A joint water services organisation could provide benefits that are difficult for a small council to achieve on its own. These may include:

  • stronger long-term asset planning across a larger network

  • greater financial capacity and access to borrowing

  • more specialised governance and management of water services

  • better coordination of renewals, compliance and capital investment

  • reduced exposure to sudden, council-specific investment shocks.

These are real potential advantages. Water infrastructure is capital intensive and long-lived. It benefits from scale, specialist capability, disciplined asset management, and a stable investment pipeline. For smaller councils, joining with others may provide a stronger platform than managing complex water obligations alone.

However, these benefits should not be overstated. A water services organisation would still need to recover its costs from communities. Debt still needs to be serviced. Renewals still need to be funded. Compliance upgrades still need to be delivered. The costs may be smoothed, better planned or financed over a longer period, but they do not vanish.

For Carterton ratepayers, this means Local Water Done Well may reduce long-term risk and volatility, but it should not be presented as a way to avoid paying for water infrastructure.

The difference between funding and affordability

One of the most important distinctions in this debate is the difference between funding and affordability.

A new water organisation may improve the funding model. It may be able to borrow more efficiently, plan over a longer horizon, and spread investment across a wider base. That can help avoid stop-start decision-making and reduce the risk of deferred renewals creating larger problems later.
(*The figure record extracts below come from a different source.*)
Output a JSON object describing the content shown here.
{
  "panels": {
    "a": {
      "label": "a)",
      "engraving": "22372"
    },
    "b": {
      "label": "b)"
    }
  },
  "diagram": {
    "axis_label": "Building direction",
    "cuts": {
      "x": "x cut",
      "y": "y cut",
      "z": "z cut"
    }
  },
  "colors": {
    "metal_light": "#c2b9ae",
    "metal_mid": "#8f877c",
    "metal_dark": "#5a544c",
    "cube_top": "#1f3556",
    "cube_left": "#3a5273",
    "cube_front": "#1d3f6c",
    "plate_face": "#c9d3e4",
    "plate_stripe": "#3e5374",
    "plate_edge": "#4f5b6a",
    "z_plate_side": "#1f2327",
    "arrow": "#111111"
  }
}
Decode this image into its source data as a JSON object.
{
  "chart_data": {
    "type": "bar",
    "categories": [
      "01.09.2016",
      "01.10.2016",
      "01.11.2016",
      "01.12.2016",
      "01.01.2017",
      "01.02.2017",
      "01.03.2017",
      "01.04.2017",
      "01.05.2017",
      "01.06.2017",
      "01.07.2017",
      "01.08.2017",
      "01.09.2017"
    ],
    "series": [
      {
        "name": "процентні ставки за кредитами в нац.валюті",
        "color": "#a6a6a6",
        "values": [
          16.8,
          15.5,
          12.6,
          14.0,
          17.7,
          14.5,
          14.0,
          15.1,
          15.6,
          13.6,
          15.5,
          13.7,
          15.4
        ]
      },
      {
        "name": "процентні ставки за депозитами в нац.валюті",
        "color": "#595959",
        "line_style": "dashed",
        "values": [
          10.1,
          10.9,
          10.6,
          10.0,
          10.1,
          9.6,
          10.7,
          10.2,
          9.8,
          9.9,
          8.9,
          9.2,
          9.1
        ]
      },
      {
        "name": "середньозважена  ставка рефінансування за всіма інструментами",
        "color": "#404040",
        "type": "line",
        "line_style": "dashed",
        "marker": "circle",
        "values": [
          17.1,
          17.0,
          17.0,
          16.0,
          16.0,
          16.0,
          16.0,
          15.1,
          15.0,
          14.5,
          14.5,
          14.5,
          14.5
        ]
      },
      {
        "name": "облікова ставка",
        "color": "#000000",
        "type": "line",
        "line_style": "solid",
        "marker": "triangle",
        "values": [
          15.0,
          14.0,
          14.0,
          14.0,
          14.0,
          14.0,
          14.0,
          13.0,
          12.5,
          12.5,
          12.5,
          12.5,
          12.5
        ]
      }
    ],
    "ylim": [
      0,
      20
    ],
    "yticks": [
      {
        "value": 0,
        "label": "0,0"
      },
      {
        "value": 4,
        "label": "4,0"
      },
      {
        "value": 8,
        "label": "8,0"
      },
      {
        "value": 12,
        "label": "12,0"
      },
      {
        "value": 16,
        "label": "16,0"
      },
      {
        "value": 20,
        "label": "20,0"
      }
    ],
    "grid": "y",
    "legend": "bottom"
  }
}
But affordability remains a local issue. Households still experience the cost through rates, water charges, or both. For many residents, it will matter less whether the charge comes from the Council or a water organisation than whether the total cost is manageable.

This is where the debate needs to be honest. Moving water services into a regional structure may improve financial sustainability, but it does not remove the need for difficult choices about timing, levels of service, investment priorities and who pays.

Balancing short-term pain with long-term reform

Carterton’s current rates pressure highlights the cost of delayed investment and the challenge of managing essential infrastructure with a small rating base. It also reinforces why water reform is being considered in the first place.

Local Water Done Well should not be presented as an easy solution. Rather, it should provide a more durable framework for making investment decisions, managing asset risk, meeting regulatory standards, and funding infrastructure over time.

For Carterton, the best case for joining a joint water services organisation is not that it will solve the immediate rates problem. It is that it may help prevent the same problem recurring in future by improving long-term planning, financial discipline and delivery capability.

The Role of Voters

Local elections matter because infrastructure choices compound over time. Decisions to defer renewal funding can ease rates pressure in the short term, but they also shift cost and risk into the future.

Voters should expect clear answers on what is being funded, what is being deferred, and what risks are being carried. That includes honest advice on whether proposed rates, charges and borrowing are enough to maintain essential water services over the long term.

Carterton’s water debate is not just about the next rates rise. It is about whether the district has a credible plan to pay for the infrastructure it relies on.